Likewise, there is the difficulty of conducting a conversation with the very affluent—not just the super-rich (as popularly conceived), but also occupants of posh gated colonies. Rising non-response rates pose a challenge to surveyors all over the world.
There is a view that technology can be used to mask the public character of conversations and increase respondent openness. However, attempts at anonymization by using technologies such as telephones or the internet create their own sources of bias.
For instance, access to households may not equal access to all members of that household. Further, the proliferation of telemarketing, spam calls and scams has led to a decrease in people’s willingness to participate in telephonic conversations with unknown third parties. Similar challenges confront the use of the internet for surveys.
As the ability to conduct conversational surveys has improved, the resultant explosion of surveys by a variety of agencies, both public and private, has created its own issues.
Also read: Exit poll results today: How accurate pollsters were for Haryana, J&K in past elections?
To illustrate, there is an apocryphal story that villagers in Palampur were the subjects of so many socioeconomic studies and had become so adept at responding that they would ask visiting scholars, “Aap questions MPhil ke liye poochh rahe ho, ya PhD ke liye?’ (are you asking for an MPhil project or for a PhD?) and tailor their answers accordingly.

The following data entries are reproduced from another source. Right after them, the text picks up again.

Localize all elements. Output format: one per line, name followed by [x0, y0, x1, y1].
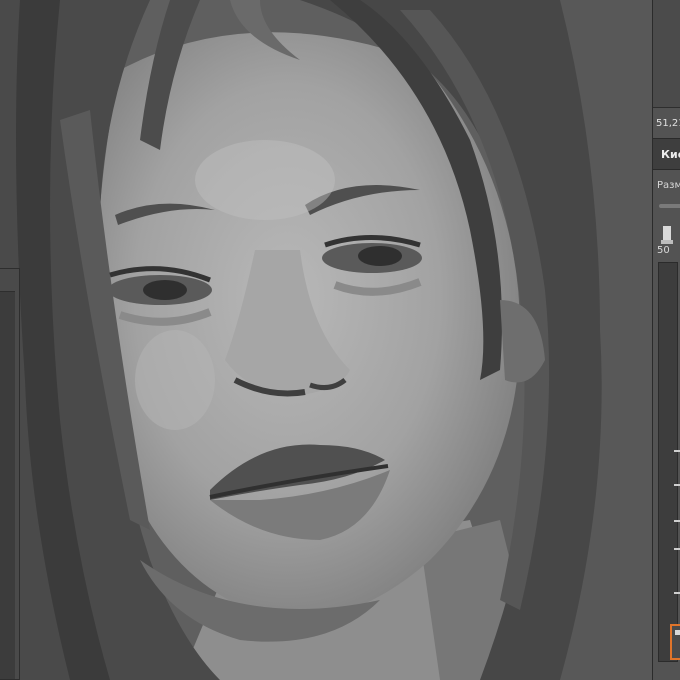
brush-size-slider[interactable] — [659, 204, 680, 208]
floating-panel-content — [0, 291, 15, 679]
right-dock: 51,21 Кист Разм 50 — [652, 0, 680, 680]
brush-tip-marker — [674, 548, 680, 550]
brush-tip-marker — [674, 450, 680, 452]
brush-tip-icon — [675, 630, 680, 635]
brush-tip-marker — [674, 520, 680, 522]
brush-panel-title[interactable]: Кист — [661, 148, 680, 161]
coordinates-readout: 51,21 — [656, 118, 680, 129]
brush-tip-marker — [674, 484, 680, 486]
brush-preset-icon[interactable] — [660, 226, 674, 244]
brush-size-value: 50 — [657, 245, 670, 256]
photoshop-workspace: 51,21 Кист Разм 50 — [0, 0, 680, 680]
floating-panel[interactable] — [0, 268, 20, 680]
document-canvas[interactable] — [0, 0, 652, 680]
selected-brush-preset[interactable] — [670, 624, 680, 660]
portrait-painting — [0, 0, 652, 680]
brush-preset-list[interactable] — [658, 262, 678, 662]
brush-size-label: Разм — [657, 180, 680, 191]
navigator-panel — [653, 0, 680, 108]
brush-tip-marker — [674, 592, 680, 594]
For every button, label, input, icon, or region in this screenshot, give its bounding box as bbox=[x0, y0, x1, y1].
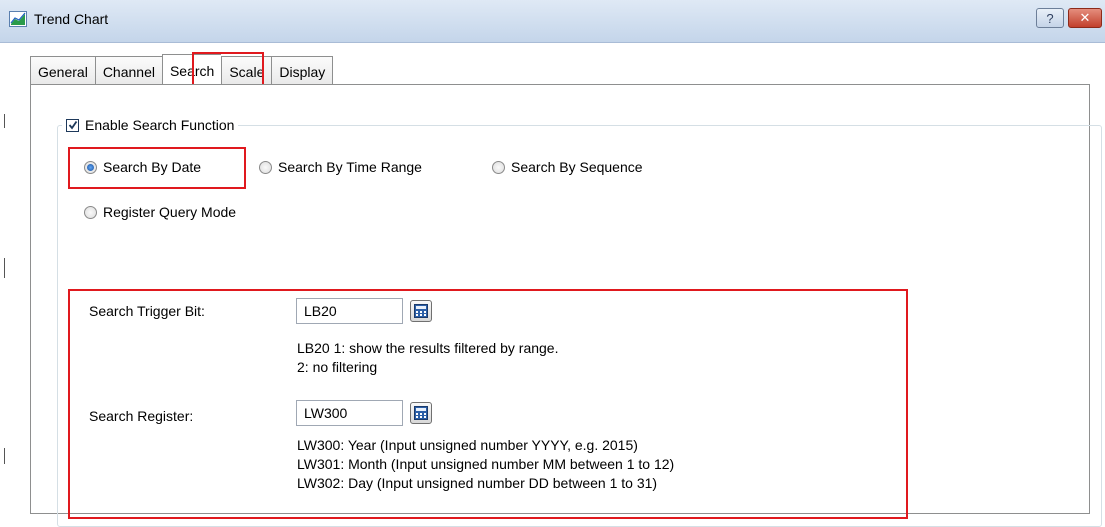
radio-button[interactable] bbox=[259, 160, 272, 174]
trigger-calculator-button[interactable] bbox=[410, 300, 432, 322]
enable-search-label: Enable Search Function bbox=[85, 117, 235, 133]
register-note-line: LW301: Month (Input unsigned number MM b… bbox=[297, 456, 675, 472]
radio-label: Search By Sequence bbox=[511, 159, 643, 175]
enable-search-checkbox[interactable]: Enable Search Function bbox=[62, 114, 239, 136]
radio-label: Search By Time Range bbox=[278, 159, 422, 175]
checkbox[interactable] bbox=[66, 118, 79, 132]
tab-search[interactable]: Search bbox=[161, 54, 222, 86]
window-edge-mark bbox=[4, 448, 5, 464]
window-edge-mark bbox=[4, 114, 5, 128]
trend-chart-app-icon bbox=[9, 11, 27, 27]
calculator-icon bbox=[414, 304, 428, 318]
tab-general[interactable]: General bbox=[30, 56, 95, 86]
register-note: LW300: Year (Input unsigned number YYYY,… bbox=[297, 436, 674, 493]
tab-display[interactable]: Display bbox=[271, 56, 334, 86]
radio-button[interactable] bbox=[84, 160, 97, 174]
radio-register-query-mode[interactable]: Register Query Mode bbox=[84, 204, 236, 220]
radio-label: Register Query Mode bbox=[103, 204, 237, 220]
window-title: Trend Chart bbox=[34, 11, 109, 27]
help-icon: ? bbox=[1046, 10, 1054, 26]
trigger-note-line: 2: no filtering bbox=[297, 359, 378, 375]
radio-search-by-time-range[interactable]: Search By Time Range bbox=[259, 159, 422, 175]
checkmark-icon bbox=[68, 120, 77, 130]
register-note-line: LW300: Year (Input unsigned number YYYY,… bbox=[297, 437, 638, 453]
search-trigger-bit-label: Search Trigger Bit: bbox=[89, 303, 205, 319]
tab-strip: General Channel Search Scale Display bbox=[30, 54, 334, 86]
close-icon: ✕ bbox=[1079, 10, 1091, 25]
radio-label: Search By Date bbox=[103, 159, 202, 175]
tab-scale[interactable]: Scale bbox=[221, 56, 272, 86]
register-note-line: LW302: Day (Input unsigned number DD bet… bbox=[297, 475, 658, 491]
register-calculator-button[interactable] bbox=[410, 402, 432, 424]
title-bar: Trend Chart ? ✕ bbox=[0, 0, 1105, 43]
help-button[interactable]: ? bbox=[1036, 8, 1064, 28]
radio-search-by-sequence[interactable]: Search By Sequence bbox=[492, 159, 643, 175]
trigger-note: LB20 1: show the results filtered by ran… bbox=[297, 339, 558, 377]
tab-channel[interactable]: Channel bbox=[94, 56, 162, 86]
window-edge-mark bbox=[4, 258, 5, 278]
search-register-label: Search Register: bbox=[89, 408, 194, 424]
radio-search-by-date[interactable]: Search By Date bbox=[84, 159, 201, 175]
radio-button[interactable] bbox=[84, 205, 97, 219]
search-trigger-bit-input[interactable]: LB20 bbox=[296, 298, 403, 324]
close-button[interactable]: ✕ bbox=[1068, 8, 1102, 28]
radio-button[interactable] bbox=[492, 160, 505, 174]
search-register-input[interactable]: LW300 bbox=[296, 400, 403, 426]
calculator-icon bbox=[414, 406, 428, 420]
trigger-note-line: LB20 1: show the results filtered by ran… bbox=[297, 340, 559, 356]
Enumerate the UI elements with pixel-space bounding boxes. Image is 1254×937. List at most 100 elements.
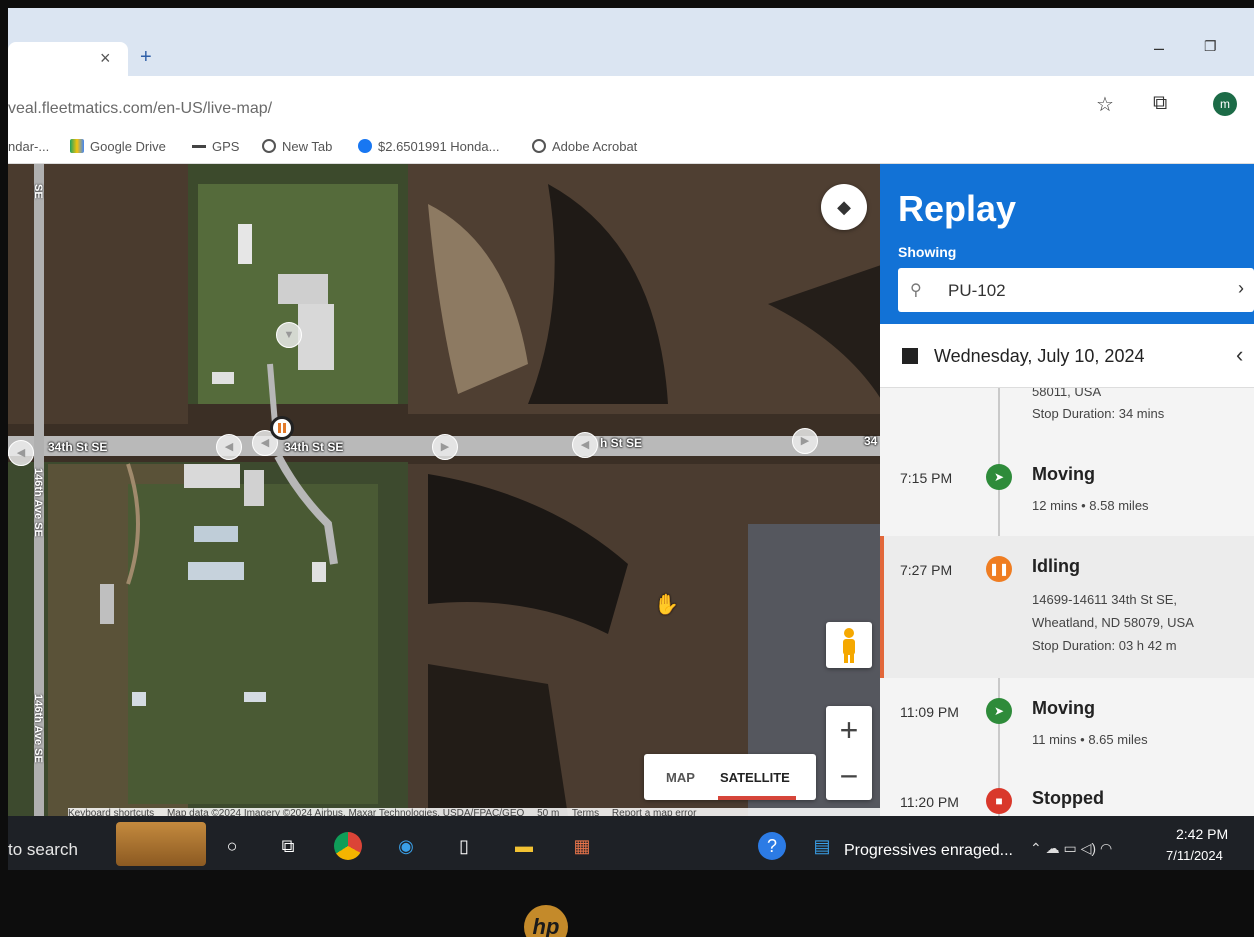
clock-date[interactable]: 7/11/2024 (1166, 848, 1223, 863)
news-headline[interactable]: Progressives enraged... (844, 842, 1013, 860)
cortana-icon[interactable]: ○ (218, 832, 246, 860)
address-bar: veal.fleetmatics.com/en-US/live-map/ ☆ ⧉… (8, 76, 1254, 130)
event-line: 11 mins • 8.65 miles (1032, 732, 1148, 747)
road-label-vertical: 146th Ave SE (32, 468, 44, 537)
chrome-icon[interactable] (334, 832, 362, 860)
moving-icon: ➤ (986, 698, 1012, 724)
layers-button[interactable]: ◆ (821, 184, 867, 230)
event-line: Stop Duration: 03 h 42 m (1032, 638, 1177, 653)
event-title: Moving (1032, 464, 1095, 484)
route-arrow-icon[interactable]: ▼ (276, 322, 302, 348)
route-arrow-icon[interactable]: ▶ (792, 428, 818, 454)
event-line: 14699-14611 34th St SE, (1032, 592, 1178, 607)
bookmark-item[interactable]: GPS (192, 139, 239, 154)
satellite-map[interactable]: SE 146th Ave SE 146th Ave SE 34th St SE … (8, 164, 884, 816)
chevron-right-icon[interactable]: › (1238, 278, 1244, 299)
satellite-imagery (8, 164, 884, 816)
extensions-icon[interactable]: ⧉ (1153, 92, 1167, 115)
active-indicator (718, 796, 796, 800)
replay-panel: Replay Showing ⚲ PU-102 › Wednesday, Jul… (880, 164, 1254, 816)
road-label-vertical: SE (32, 184, 44, 199)
file-explorer-icon[interactable]: ▬ (510, 832, 538, 860)
globe-icon (262, 139, 276, 153)
moving-icon: ➤ (986, 464, 1012, 490)
pegman-icon (843, 628, 855, 663)
event-line: 12 mins • 8.58 miles (1032, 498, 1149, 513)
bookmark-star-icon[interactable]: ☆ (1096, 92, 1114, 117)
stopped-icon: ■ (986, 788, 1012, 814)
idle-pause-marker-icon[interactable] (270, 416, 294, 440)
event-time: 11:09 PM (900, 704, 959, 720)
bookmark-item[interactable]: $2.6501991 Honda... (358, 139, 499, 154)
edge-icon[interactable]: ◉ (392, 832, 420, 860)
bookmarks-bar: ndar-... Google Drive GPS New Tab $2.650… (8, 130, 1254, 164)
date-text: Wednesday, July 10, 2024 (934, 346, 1145, 366)
globe-icon (532, 139, 546, 153)
event-time: 7:15 PM (900, 470, 953, 486)
layers-icon: ◆ (837, 197, 851, 217)
event-title: Stopped (1032, 788, 1104, 808)
route-arrow-icon[interactable]: ▶ (432, 434, 458, 460)
road-label-vertical: 146th Ave SE (32, 694, 44, 763)
hp-logo: hp (524, 905, 568, 937)
bookmark-item[interactable]: ndar-... (8, 139, 49, 154)
event-title: Moving (1032, 698, 1095, 718)
tab-strip: × + – ❐ (8, 8, 1254, 76)
map-type-map-button[interactable]: MAP (666, 770, 695, 785)
zoom-out-button[interactable]: − (826, 754, 872, 798)
route-arrow-icon[interactable]: ◀ (216, 434, 242, 460)
hand-cursor-icon: ✋ (654, 594, 679, 616)
profile-avatar[interactable]: m (1213, 92, 1237, 116)
date-selector[interactable]: Wednesday, July 10, 2024 ‹ (880, 324, 1254, 388)
showing-label: Showing (898, 244, 957, 260)
bookmark-item[interactable]: Adobe Acrobat (532, 139, 637, 154)
street-view-pegman[interactable] (826, 622, 872, 668)
monitor-screen: × + – ❐ veal.fleetmatics.com/en-US/live-… (8, 8, 1254, 870)
road-label: 34th St SE (48, 440, 108, 454)
route-arrow-icon[interactable]: ◀ (572, 432, 598, 458)
help-icon[interactable]: ? (758, 832, 786, 860)
event-title: Idling (1032, 556, 1080, 576)
task-view-icon[interactable]: ⧉ (274, 832, 302, 860)
photo-frame: × + – ❐ veal.fleetmatics.com/en-US/live-… (0, 0, 1254, 937)
search-highlight-image[interactable] (116, 822, 206, 866)
search-icon: ⚲ (910, 282, 922, 299)
map-type-control: MAP SATELLITE (644, 754, 816, 800)
new-tab-icon[interactable]: + (140, 46, 152, 69)
event-line: 58011, USA (1032, 388, 1102, 399)
chevron-left-icon[interactable]: ‹ (1236, 342, 1243, 368)
minimize-icon[interactable]: – (1154, 38, 1164, 59)
vehicle-value: PU-102 (948, 281, 1006, 300)
tab-close-icon[interactable]: × (100, 48, 111, 69)
idling-pause-icon: ❚❚ (986, 556, 1012, 582)
road-label: 34th St SE (284, 440, 344, 454)
clock-time[interactable]: 2:42 PM (1176, 826, 1228, 842)
event-line: Wheatland, ND 58079, USA (1032, 615, 1194, 630)
bookmark-item[interactable]: New Tab (262, 139, 332, 154)
zoom-control: + − (826, 706, 872, 800)
windows-taskbar: to search ○ ⧉ ◉ ▯ ▬ ▦ ? ▤ Progressives e… (8, 816, 1254, 870)
maximize-icon[interactable]: ❐ (1204, 38, 1217, 55)
event-timeline: 58011, USA Stop Duration: 34 mins 7:15 P… (880, 388, 1254, 816)
road-label: 34 (864, 434, 878, 448)
calendar-icon (902, 348, 918, 364)
road-label: h St SE (600, 436, 643, 450)
taskbar-search[interactable]: to search (8, 840, 78, 860)
gps-icon (192, 145, 206, 148)
google-drive-icon (70, 139, 84, 153)
panel-title: Replay (898, 188, 1017, 229)
event-time: 7:27 PM (900, 562, 953, 578)
notepad-icon[interactable]: ▯ (450, 832, 478, 860)
store-icon[interactable]: ▦ (568, 832, 596, 860)
news-icon[interactable]: ▤ (808, 832, 836, 860)
system-tray-icons[interactable]: ⌃ ☁ ▭ ◁) ◠ (1030, 840, 1112, 857)
event-line: Stop Duration: 34 mins (1032, 406, 1165, 421)
event-time: 11:20 PM (900, 794, 959, 810)
route-arrow-icon[interactable]: ◀ (8, 440, 34, 466)
vehicle-search-input[interactable]: ⚲ PU-102 › (898, 268, 1254, 312)
bookmark-item[interactable]: Google Drive (70, 139, 166, 154)
url-text[interactable]: veal.fleetmatics.com/en-US/live-map/ (8, 100, 272, 118)
zoom-in-button[interactable]: + (826, 708, 872, 752)
facebook-icon (358, 139, 372, 153)
map-type-satellite-button[interactable]: SATELLITE (720, 770, 790, 785)
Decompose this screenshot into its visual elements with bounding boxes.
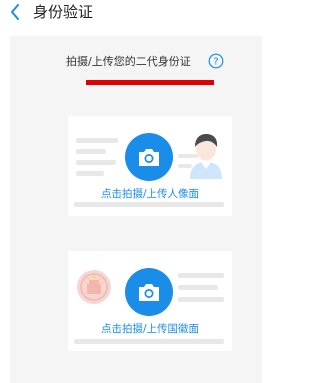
camera-icon [139,149,159,166]
placeholder-line [76,138,118,143]
placeholder-line [74,202,224,207]
highlight-underline [86,80,214,85]
placeholder-line [178,297,224,302]
placeholder-line [178,285,218,290]
camera-button[interactable] [125,133,173,181]
header: 身份验证 [0,0,272,30]
national-emblem-icon [77,270,111,304]
back-button[interactable] [4,0,28,26]
instruction-text: 拍摄/上传您的二代身份证 [66,55,191,68]
placeholder-line [76,160,116,165]
placeholder-line [76,149,106,154]
upload-emblem-label: 点击拍摄/上传国徽面 [100,323,200,335]
camera-button[interactable] [125,268,173,316]
placeholder-line [76,171,104,176]
upload-portrait-card[interactable]: 点击拍摄/上传人像面 [68,116,232,216]
placeholder-line [74,339,224,344]
chevron-left-icon [11,4,19,20]
help-button[interactable]: ? [208,53,224,69]
camera-icon [139,284,159,301]
upload-emblem-card[interactable]: 点击拍摄/上传国徽面 [68,251,232,351]
upload-portrait-label: 点击拍摄/上传人像面 [100,188,200,200]
portrait-silhouette-icon [190,134,222,179]
page-title: 身份验证 [33,3,94,21]
placeholder-line [178,273,224,278]
svg-text:?: ? [213,57,218,68]
question-circle-icon: ? [208,53,224,69]
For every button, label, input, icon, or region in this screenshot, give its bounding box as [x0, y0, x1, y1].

Understanding the limitations of conversational data collection allows a better interpretation of outcomes. We must also recognize the value of non-conversational data, whose scale and scope has increased enormously in recent years.
This includes sources such as administrative data (for example, data collected by administrative agencies in the course of their work) and transactional data (which includes data from e-commerce platforms and payment interfaces such as UPI, FASTag, etc).
Commercial entities quickly realized the value of this data and use it extensively, but there continues to be a reluctance on the part of governments and policy analysts to engage with it.
To a certain extent, this is an unfortunate legacy of our early success in using conversational data generated by sample surveys to fill the data gaps created by a weak post-colonial administrative structure.
Developments over the last few decades in both state capacity and technology have made the biases of this historical legacy obsolete. It is time for us to revisit the weights we assign different forms of data used in social analyses.